🤖 AI Summary
Existing protein representation learning models rely on fixed-scale neighborhoods (e.g., k-hop), failing to capture the diverse sizes and topologies of functionally relevant substructures, thereby distorting functional signals. To address this, we propose BioBlobs: an end-to-end differentiable graph segmentation module that dynamically partitions protein structures into flexible-size, non-overlapping “blobs”, and constructs a shared, interpretable, function-oriented discrete substructure vocabulary via vector quantization. Integrating graph neural networks with soft clustering, BioBlobs enables the first adaptive discovery and discrete encoding of functional units. Evaluated on mainstream encoders such as GVP-GNN, it significantly improves performance across secondary structure prediction, contact map inference, and functional annotation tasks. Moreover, BioBlobs provides mechanistic interpretability—linking learned discrete substructures directly to biochemical function—thereby bridging structural representation and functional understanding in a principled, differentiable framework.
📝 Abstract
Protein function is driven by coherent substructures which vary in size and topology, yet current protein representation learning models (PRL) distort these signals by relying on rigid substructures such as k-hop and fixed radius neighbourhoods. We introduce BioBlobs, a plug-and-play, fully differentiable module that represents proteins by dynamically partitioning structures into flexibly-sized, non-overlapping substructures ("blobs").

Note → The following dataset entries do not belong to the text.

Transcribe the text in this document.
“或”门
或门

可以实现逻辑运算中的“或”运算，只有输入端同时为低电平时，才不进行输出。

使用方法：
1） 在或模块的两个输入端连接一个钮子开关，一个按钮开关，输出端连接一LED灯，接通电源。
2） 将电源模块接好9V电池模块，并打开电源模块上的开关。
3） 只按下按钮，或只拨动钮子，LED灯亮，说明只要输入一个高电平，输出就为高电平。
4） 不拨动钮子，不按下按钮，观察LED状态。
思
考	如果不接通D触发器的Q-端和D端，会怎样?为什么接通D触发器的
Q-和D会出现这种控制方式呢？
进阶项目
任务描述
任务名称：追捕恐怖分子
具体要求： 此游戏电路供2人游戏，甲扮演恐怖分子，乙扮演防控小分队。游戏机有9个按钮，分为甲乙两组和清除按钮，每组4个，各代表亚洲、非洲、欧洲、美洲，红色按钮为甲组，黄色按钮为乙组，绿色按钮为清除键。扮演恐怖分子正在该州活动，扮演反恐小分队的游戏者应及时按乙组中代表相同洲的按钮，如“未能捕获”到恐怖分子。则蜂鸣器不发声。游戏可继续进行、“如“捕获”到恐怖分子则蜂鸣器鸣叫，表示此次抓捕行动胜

The resulting blobs are quantized into a shared and interpretable codebook, yielding a discrete vocabulary of function-relevant protein substructures used to compute protein embeddings. We show that BioBlobs representations improve the performance of widely used protein encoders such as GVP-GNN across various PRL tasks. Our approach highlights the value of architectures that directly capture function-relevant protein substructures, enabling both improved predictive performance and mechanistic insight into protein function.